I’m having trouble reconciling Whitman’s desire to portray the war honestly and his poems that are set in the midst of battle. I suppose it is a naïve assumption, but, before Drum-Taps, I felt that the voice in Whitman’s poetry was his own. In Drum-Taps, however, this is obviously not the case, as Whitman never truly experienced some of the situations in his poems, all the various battlefield scenes. Why did he place his experiences and insights that he acquired in the hospital on a battlefield that he was never on?

Drum-Taps is notable for the shift in Whitman’s attention span, for lack of a better word. In his earlier poems, especially the 1855 “Song of Myself”, he is in a hurry to encompass everything in his poems and because of this, some detail must be lost. So he lists everywhere and everyone, but he does not make each one notable. These Civil War poems are more contemplative in that they focus on one item at a time, devoting the poet and the reader to the observation of a single incident. This would seem to be a talent that Whitman would have developed sitting long hours at a hospital.
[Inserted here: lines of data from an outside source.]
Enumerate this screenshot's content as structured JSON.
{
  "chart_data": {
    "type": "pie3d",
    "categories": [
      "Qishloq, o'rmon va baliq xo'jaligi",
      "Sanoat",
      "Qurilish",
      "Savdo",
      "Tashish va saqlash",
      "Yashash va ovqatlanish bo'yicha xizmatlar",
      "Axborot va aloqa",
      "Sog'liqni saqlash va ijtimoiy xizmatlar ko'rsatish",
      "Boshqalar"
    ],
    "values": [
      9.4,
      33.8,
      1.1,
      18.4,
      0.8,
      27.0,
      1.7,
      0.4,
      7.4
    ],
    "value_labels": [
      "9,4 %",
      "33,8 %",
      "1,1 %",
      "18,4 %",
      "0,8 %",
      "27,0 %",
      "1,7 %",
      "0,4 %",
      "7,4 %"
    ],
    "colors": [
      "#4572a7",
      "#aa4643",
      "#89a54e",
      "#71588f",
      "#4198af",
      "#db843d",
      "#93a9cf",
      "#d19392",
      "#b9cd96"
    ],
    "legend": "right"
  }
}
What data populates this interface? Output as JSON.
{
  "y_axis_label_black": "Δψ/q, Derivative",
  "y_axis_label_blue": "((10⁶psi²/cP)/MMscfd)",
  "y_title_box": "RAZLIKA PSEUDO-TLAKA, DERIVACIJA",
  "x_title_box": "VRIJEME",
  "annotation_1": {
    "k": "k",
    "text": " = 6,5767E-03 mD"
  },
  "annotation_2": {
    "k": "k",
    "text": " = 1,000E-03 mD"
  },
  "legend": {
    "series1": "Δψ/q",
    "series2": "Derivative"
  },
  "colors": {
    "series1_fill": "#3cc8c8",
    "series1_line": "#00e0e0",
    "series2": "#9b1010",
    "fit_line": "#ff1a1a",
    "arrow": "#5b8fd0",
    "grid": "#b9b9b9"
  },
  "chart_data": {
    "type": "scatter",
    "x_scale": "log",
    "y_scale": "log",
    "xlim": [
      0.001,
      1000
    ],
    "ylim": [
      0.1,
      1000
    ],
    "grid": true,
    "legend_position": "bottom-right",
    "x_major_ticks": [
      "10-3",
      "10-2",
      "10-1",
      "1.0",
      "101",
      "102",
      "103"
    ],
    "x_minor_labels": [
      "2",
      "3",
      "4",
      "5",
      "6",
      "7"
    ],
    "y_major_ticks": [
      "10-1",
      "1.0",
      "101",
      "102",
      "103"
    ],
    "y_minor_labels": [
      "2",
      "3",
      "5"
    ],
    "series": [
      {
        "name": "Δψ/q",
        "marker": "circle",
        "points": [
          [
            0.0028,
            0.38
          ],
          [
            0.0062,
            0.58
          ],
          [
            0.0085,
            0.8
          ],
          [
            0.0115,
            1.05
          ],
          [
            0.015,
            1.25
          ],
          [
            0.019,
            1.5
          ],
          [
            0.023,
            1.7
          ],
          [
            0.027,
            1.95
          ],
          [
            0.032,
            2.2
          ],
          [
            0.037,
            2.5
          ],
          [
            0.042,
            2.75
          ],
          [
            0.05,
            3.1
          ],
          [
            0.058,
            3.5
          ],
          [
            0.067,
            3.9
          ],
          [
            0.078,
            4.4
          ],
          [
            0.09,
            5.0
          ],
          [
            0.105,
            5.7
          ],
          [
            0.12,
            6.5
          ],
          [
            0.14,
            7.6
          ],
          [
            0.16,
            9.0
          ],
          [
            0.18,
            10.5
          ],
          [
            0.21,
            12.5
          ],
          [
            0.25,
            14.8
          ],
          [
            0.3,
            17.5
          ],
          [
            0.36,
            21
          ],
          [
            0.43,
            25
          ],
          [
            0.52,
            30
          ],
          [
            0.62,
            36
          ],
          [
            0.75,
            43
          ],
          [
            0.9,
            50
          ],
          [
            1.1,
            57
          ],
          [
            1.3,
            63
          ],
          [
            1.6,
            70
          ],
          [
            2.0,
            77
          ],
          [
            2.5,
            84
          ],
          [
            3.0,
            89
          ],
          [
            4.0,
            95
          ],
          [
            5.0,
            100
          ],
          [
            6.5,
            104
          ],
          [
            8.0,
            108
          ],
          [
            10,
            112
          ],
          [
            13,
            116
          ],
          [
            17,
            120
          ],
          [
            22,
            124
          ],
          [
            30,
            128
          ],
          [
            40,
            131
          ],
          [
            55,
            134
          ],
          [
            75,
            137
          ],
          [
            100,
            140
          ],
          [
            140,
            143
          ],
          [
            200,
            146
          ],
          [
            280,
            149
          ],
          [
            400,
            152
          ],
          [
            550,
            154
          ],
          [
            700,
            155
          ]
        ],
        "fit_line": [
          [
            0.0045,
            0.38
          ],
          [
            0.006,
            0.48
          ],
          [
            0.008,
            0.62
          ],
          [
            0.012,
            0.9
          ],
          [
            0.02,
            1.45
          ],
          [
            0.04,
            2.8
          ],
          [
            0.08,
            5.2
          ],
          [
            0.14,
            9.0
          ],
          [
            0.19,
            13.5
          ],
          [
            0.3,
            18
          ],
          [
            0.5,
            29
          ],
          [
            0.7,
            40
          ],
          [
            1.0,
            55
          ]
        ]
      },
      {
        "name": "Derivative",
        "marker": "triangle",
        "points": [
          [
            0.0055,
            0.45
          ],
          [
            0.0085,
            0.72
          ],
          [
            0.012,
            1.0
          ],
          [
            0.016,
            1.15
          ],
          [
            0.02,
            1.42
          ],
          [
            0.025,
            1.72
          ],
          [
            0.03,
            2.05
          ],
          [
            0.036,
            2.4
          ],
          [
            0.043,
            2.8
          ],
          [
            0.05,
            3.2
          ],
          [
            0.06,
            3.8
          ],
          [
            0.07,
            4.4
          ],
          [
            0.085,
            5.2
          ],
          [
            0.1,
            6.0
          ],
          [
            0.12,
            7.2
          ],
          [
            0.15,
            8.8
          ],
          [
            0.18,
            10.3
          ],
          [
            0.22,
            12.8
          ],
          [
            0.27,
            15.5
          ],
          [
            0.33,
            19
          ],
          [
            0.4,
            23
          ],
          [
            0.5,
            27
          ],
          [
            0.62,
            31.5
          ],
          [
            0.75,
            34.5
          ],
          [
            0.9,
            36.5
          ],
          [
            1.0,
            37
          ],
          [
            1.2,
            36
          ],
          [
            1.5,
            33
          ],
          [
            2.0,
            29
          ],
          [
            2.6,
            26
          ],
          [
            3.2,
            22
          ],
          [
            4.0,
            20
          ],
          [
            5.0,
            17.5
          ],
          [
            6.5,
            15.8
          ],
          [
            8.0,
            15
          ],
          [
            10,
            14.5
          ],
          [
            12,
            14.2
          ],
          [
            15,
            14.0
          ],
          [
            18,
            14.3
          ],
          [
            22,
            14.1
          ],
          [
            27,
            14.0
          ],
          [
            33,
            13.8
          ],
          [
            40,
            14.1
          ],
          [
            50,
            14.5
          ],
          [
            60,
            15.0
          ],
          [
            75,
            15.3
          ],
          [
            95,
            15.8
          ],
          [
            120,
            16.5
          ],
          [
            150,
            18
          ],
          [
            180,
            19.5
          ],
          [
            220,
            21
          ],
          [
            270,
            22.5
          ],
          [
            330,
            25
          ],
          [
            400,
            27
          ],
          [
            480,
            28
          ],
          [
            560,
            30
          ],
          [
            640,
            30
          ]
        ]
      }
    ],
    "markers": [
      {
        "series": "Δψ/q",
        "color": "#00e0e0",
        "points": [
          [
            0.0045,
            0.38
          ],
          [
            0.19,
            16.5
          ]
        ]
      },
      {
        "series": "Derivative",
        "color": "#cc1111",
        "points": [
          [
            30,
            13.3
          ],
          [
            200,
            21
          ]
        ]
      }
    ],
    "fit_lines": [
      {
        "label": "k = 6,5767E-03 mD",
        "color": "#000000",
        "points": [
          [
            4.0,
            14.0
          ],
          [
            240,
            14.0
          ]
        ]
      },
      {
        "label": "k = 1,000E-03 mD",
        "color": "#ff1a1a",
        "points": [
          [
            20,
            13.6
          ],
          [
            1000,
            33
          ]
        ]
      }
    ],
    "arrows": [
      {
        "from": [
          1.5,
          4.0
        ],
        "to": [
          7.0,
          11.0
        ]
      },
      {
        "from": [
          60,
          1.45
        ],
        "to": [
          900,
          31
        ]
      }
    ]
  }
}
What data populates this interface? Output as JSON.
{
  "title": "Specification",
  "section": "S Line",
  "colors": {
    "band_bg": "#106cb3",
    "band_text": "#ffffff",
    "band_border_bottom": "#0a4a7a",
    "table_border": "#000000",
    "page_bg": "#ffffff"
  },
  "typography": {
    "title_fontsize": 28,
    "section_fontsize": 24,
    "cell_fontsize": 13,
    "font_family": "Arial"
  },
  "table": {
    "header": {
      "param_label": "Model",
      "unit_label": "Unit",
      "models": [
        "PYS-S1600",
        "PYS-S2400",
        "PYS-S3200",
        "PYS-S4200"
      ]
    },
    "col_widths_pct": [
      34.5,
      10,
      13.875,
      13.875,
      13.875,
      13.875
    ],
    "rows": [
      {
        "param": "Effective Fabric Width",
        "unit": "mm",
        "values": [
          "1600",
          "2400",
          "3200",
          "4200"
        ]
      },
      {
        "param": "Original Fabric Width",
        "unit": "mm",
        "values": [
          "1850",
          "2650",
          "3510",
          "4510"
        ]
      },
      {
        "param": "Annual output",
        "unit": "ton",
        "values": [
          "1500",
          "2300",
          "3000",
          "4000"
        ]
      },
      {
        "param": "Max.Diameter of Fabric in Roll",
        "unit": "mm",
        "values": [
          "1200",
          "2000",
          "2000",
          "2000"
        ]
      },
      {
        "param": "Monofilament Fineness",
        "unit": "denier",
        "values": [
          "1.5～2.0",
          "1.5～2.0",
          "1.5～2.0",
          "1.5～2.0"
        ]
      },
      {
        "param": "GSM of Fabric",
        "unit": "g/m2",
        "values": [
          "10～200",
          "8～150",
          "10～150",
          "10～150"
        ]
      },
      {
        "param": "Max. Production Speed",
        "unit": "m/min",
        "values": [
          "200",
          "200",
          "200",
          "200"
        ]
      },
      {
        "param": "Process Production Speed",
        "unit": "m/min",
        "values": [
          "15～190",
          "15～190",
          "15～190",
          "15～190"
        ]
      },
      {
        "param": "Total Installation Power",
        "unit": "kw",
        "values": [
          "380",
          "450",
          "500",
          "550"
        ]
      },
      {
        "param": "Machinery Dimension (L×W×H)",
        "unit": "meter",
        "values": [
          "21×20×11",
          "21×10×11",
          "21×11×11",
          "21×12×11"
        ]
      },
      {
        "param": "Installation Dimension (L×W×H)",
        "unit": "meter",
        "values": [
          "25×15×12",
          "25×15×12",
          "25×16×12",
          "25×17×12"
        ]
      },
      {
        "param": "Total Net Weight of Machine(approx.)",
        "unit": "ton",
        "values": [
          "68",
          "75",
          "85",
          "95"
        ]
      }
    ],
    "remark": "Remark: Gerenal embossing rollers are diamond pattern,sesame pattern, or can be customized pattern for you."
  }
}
I think that Whitman came to respect the strength of the individual soldiers that he came across in the hospital. By placing his poems in the mouths of soldiers much like the ones he met, he is showing them his respect and love. His purpose in the hospital was similarly self-sacrificing. He could not demand anything of the wounded, but gave what he could to them instead. In this way, he could not continue in the same style as he had before. While the war strengthened his resolve in some areas, as in the area of brotherly love, his confidence in one work’s ability to contain everything and treat all the material within it respectfully was waning. This is evident in his slapdash 1867 Leaves of Grass, where the bizarre binding expresses his own anxiety over his encyclopedic work in which he had placed such faith before the war. The construction of Drum-Taps may seem to contradict this with its careful evolution from naïve patriot through the battles and hospitals to the wise and still energetic leader that we find at the end of the book. However, Whitman is not changed completely by the war; he just finds it more important to devote himself to these voices that would otherwise be lost. The idea that poetry can be a higher means of communicating and creating community is just as important to Whitman during the war, and after it, as it was to him before the war.

I suppose Whitman felt his hospital work was important for himself and for the soldiers, but for America, the soldiers were the first heroes and even they are not properly understood by Americans at large. Therefore, Whitman must subsume his own desire to be recognized for his hospital work to show America the soldiers that would otherwise be unnamed and unknown.